Poland’s ruling party Law and Justice often gets portrayed as being ‘far-right’, and not without reason. The fact is, however, that another party already occupies that space of Polish politics, and support for it is increasing.

The Polish party Konfederacja Wolność i Niepodległość (usually shortened to just Konfederacja – Confederation), won 6.8 per cent of the vote at the country’s parliamentary election in 2019 and currently has 11 MPs. 

At a by-election last week in the southeastern city of Rzeszów, the party’s candidate Grzegorz Braun won 9.15 per cent. He had been polling at over 13 per cent. With the ruling Law and Justice (PiS)-led coalition losing support, the far-right may be creeping back into the national picture. 



With this in mind, an interview with someone from Confederation was arranged. But, doubts nagged. Is it intrinsically a bad idea to talk with a party that occupies the far-right of a political spectrum that is anyway right-leaning? 

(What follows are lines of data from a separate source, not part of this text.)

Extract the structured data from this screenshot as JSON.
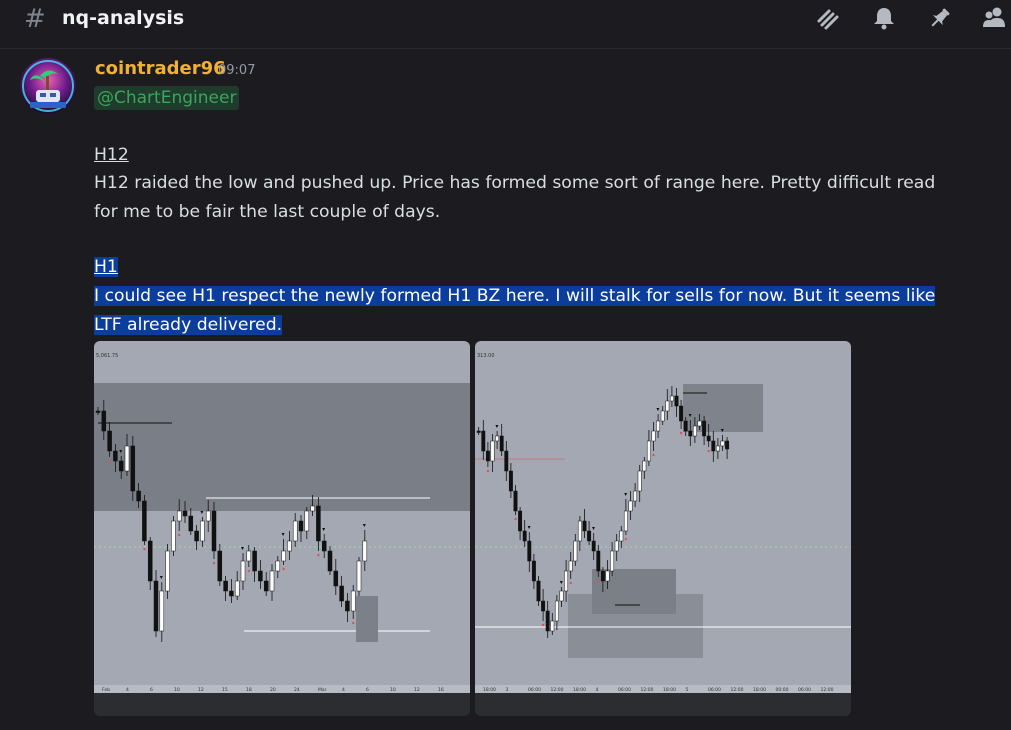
{
  "header": {
    "hash_symbol": "#",
    "channel_name": "nq-analysis"
  },
  "message": {
    "author": "cointrader96",
    "timestamp": "09:07",
    "mention": "@ChartEngineer",
    "section1_title": "H12",
    "section1_line1": "H12 raided the low and pushed up. Price has formed some sort of range here. Pretty difficult read",
    "section1_line2": "for me to be fair the last couple of days.",
    "section2_title": "H1",
    "section2_line1": "I could see H1 respect the newly formed H1 BZ here. I will stalk for sells for now. But it seems like",
    "section2_line2": "LTF already delivered."
  },
  "colors": {
    "background": "#1c1c20",
    "username": "#f0b232",
    "mention_bg": "#1f3b2c",
    "mention_text": "#3ba55c",
    "selection": "#0b3d9c"
  },
  "icons": [
    "threads-icon",
    "bell-icon",
    "pin-icon",
    "members-icon"
  ],
  "attachments": [
    {
      "price_label": "5,061.75",
      "x_ticks": [
        "Feb",
        "4",
        "6",
        "10",
        "12",
        "15",
        "18",
        "20",
        "24",
        "Mar",
        "4",
        "6",
        "10",
        "12",
        "16"
      ]
    },
    {
      "price_label": "313.00",
      "x_ticks": [
        "18:00",
        "3",
        "06:00",
        "12:00",
        "18:00",
        "4",
        "06:00",
        "12:00",
        "18:00",
        "5",
        "06:00",
        "12:00",
        "18:00",
        "00:00",
        "06:00",
        "12:00"
      ]
    }
  ]
}
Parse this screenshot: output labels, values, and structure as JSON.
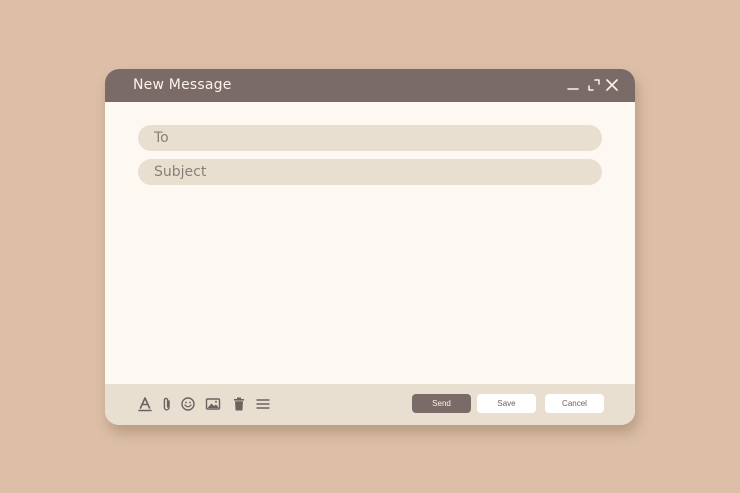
{
  "window": {
    "title": "New Message",
    "controls": {
      "minimize_icon": "minimize-icon",
      "maximize_icon": "maximize-icon",
      "close_icon": "close-icon"
    }
  },
  "form": {
    "to_placeholder": "To",
    "to_value": "",
    "subject_placeholder": "Subject",
    "subject_value": "",
    "body_value": ""
  },
  "toolbar": {
    "tools": [
      {
        "icon": "text-format-icon"
      },
      {
        "icon": "paperclip-icon"
      },
      {
        "icon": "emoji-icon"
      },
      {
        "icon": "image-icon"
      },
      {
        "icon": "trash-icon"
      },
      {
        "icon": "menu-lines-icon"
      }
    ],
    "send_label": "Send",
    "save_label": "Save",
    "cancel_label": "Cancel"
  },
  "colors": {
    "background": "#dcbfa6",
    "titlebar": "#7a6b68",
    "window": "#fdf8f1",
    "field": "#e8dfd0",
    "send_button": "#7a6b68",
    "button_light": "#ffffff",
    "title_text": "#fbf4ea",
    "icon": "#6e6260"
  }
}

Those who believe even talking with such people breaks the rules of democratic society argue that it gives them a public forum they don’t deserve, a voice that should not be heard, that it creates a false equivalence. 

Before my interview with Mateusz Marzoch, a spokesperson for the The All-Polish Youth (Młodzież Wszechpolska) – a component of Confederation – I asked people whose judgements in these matters I respect and whose opinions could be of value. 

“There’s a difference between explaining and describing an abhorrent worldview and giving it a platform. Talking about and with these people always involves playing with fire, but we’ll never understand the physics of combustion without burning something,” Brian Porter-Szűcs, professor of history at the University of Michigan, said.

“I used to believe that one should not give odious people a chance to disseminate their views. I believe now that people should know what they represent and that we are wrong to try and protect readers/listeners from vile ideas,” said Anita Prazmowska, professor of history at the London School of Economics.

Confederation is made up of two main political forces. One is the National Movement (RN), formed in 2012 and merging far-right fragments such as the National Radical Camp and the All-Polish Youth. The other is KORWIN, led by the politician Janusz Korwin-Mikke, offering a mix of extreme neoliberalism and social conservatism. 

The All-Polish Youth was created in 1922 as part of the National Democracy movement, and was modelled after the inter-war fascist movement Falanga. Roman Dmowski was its honorary chairman.

Its modern incarnation was founded in 1989, on the initiative of Roman Giertych, the former leader of the League of Polish Families (LPR). They declare themselves opposed to “doctrines promoting liberalism, tolerance, and relativism” and claim that the “Catholic ethic” should be irrevocable both in public and private spheres of life. The November 11 Independence Day marches in Warsaw have been dominated by the group for several years.

The interview

The aim was not on one hand to ridicule or belittle, or on the other hand to create a monster. What use would that do? It’s already been done and, anyway, it doesn’t work, the far-right seems to feed off both. 

We start with the ‘accursed soldiers’ and the murders of Belarusians after the end of World War II by Polish soldiers fighting the incursion of the Red Army into Poland. 

“There is no evidence to say that these people were killed because they were Russians. They were killed because they were communists. The military groups that were in the area informed the locals to leave their homes, before they burned them down. They wanted to punish them, but not kill them. Those that died did so because they were unable to evacuate in time and it wasn’t known there were people in there,” says Marzoch.

The argument is not very convincing. Were they killed deliberately because they were communist sympathisers or did they die by accident?